CVE-2026-42055

This vulnerability involves how NGINX forwards (proxies) HTTP/2 or gRPC requests to another server. If certain settings are used together, a remote attacker can send unusually large “header” information that overflows a memory buffer inside NGINX, causing the NGINX worker to restart. In everyday terms, it’s like an input box that’s supposed to hold a certain amount of text, but under specific conditions the text can spill into the wrong memory area and make the service crash.

This matters to you if you run F5 NGINX Open Source or F5 NGINX Plus and you use the ngx_http_proxy_v2_module or ngx_http_grpc_module with proxying to HTTP/2 (via proxy_http_version 2) or gRPC (via grpc_pass).

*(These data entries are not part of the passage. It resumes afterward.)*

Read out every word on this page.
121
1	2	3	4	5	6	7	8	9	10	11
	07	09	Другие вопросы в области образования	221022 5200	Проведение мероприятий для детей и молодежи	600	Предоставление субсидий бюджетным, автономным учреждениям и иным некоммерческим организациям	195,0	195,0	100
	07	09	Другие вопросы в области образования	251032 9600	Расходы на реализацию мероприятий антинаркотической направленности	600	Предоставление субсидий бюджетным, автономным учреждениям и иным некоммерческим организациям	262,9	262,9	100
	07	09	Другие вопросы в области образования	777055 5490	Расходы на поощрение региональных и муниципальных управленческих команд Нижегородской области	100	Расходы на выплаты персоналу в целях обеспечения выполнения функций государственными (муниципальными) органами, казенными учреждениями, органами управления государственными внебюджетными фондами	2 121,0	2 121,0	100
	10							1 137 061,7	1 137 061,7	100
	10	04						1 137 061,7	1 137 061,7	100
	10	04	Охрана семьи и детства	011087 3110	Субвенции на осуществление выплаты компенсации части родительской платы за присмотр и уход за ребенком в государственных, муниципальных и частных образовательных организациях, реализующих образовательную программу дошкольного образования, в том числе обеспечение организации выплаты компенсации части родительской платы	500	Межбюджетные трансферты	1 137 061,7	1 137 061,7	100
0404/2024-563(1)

It specifically depends on configuration choices: ignore_invalid_headers set to off and large_client_header_buffers set larger than 2 megabytes. If you don’t use those directives/modules together, you may not be exposed, but you should check your NGINX configuration.

This is an AMBER issue because the reported bug can lead to a crash/restart of NGINX worker processes (a serious availability problem), and it was patched due to a new report. While there’s no known exploitation in the wild and no public exploit reported, attackers don’t need to have access to your system—only that your setup meets the risky configuration conditions. Treat it as something to fix during your next available maintenance window, sooner if your site is high-traffic or exposed to the public internet.

1. Check whether your NGINX uses proxy_http_version 2 or grpc_pass and whether ignore_invalid_headers is off.
2. Check your large_client_header_buffers setting—if it’s larger than 2 megabytes, plan to reduce it or update NGINX to a patched version.
3. Have your IT/NGINX maintainer update NGINX and verify the proxy/gRPC configuration still works as expected.